No panic. Earl Klugh was still playing, but a little sense or discomfiture touched me as I though that the opening of the gate was holding up the gentlemen who were perhaps waiting to drive past and go their way. I saw that the plate number read something like OG-some numerals-JA, and I knew that they could not have been my friends, and so could not have come to visit me. For the car did not drive past as I turned into my drive way and the mallams were opening the garage for me to drive in. They followed me, bumper to bumper. Even then, I sensed no danger. After all, the Prelude was mine, I bought it with my hard and salty sweat. Before I could turn off the engine, two occupants of the car materialized on the window on the passenger side of the car. I frowned, and the next I saw were two narrow nozzles of hand-guns. One was aluminium in colour, and the other was black like and ugly snake. The first split second of the close encounter brought a rush of confusing emotions: anger, humiliation and a sense of loss: but no fear. “Your hands up, and get out.” That was from the guy with aluminium gun, the type called the Saturday Night Special in the United States. The guy was well-dressed, gold chain dangling from his neck, but his face was contorted with a nervousness that dilated his pupils. His friend, the one with the black gun, was silent and he was the one that told me with his menacing visage to listen to the clean-cut fellow with the aluminium gun. “Out, and keep up your hands, or I will kill you.”

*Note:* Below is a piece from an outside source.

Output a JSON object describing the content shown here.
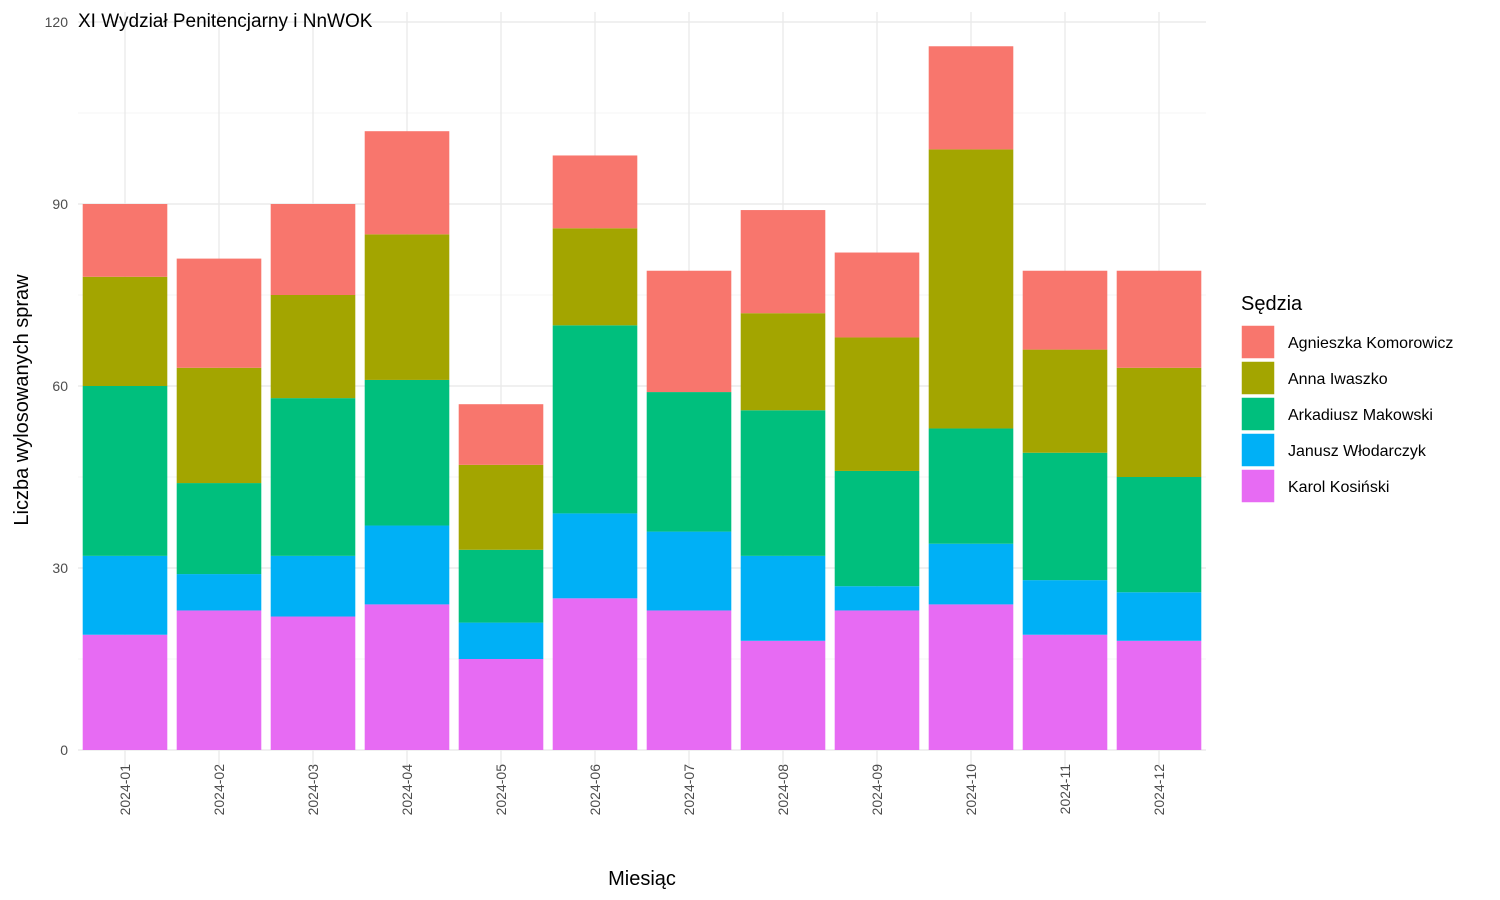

It’s a kind gentlemen’s agreement, and I knew that if I failed to make a choice, get out and keep up my hands then he was free to kill me. So, I obeyed. He got in that beautiful white lady. But he had a problem. The car was automatic, meaning it had no clutch and that you couldn’t move the car from Park to Reverse or Drive without pressing a small button on the shift to move the car. These guys, no matter how long they have been at it, stealing people’s car and threatening death if the hands didn’t go up, had never stolen an automatic shift car, and didn’t know what to do. I was looking at him as he struggle with the gear, and a wave of perverse relief ran through me. “Show me the reverse,” the man with the aluminium gun yelled. I was happy, and I began to move fast into my residence, even as I sensed that the third man in the gate-away 504 covered me with a heavier and more sinister-looking automatic gun. “Shoot, damn it,” a silent sound said within me. But sadly, the car suddenly jumped back, and the get-away car screeched back, and they all drove away like phantoms, with my beautiful white Prelude, LA 6343 KE, like an eagle, flying after the 504.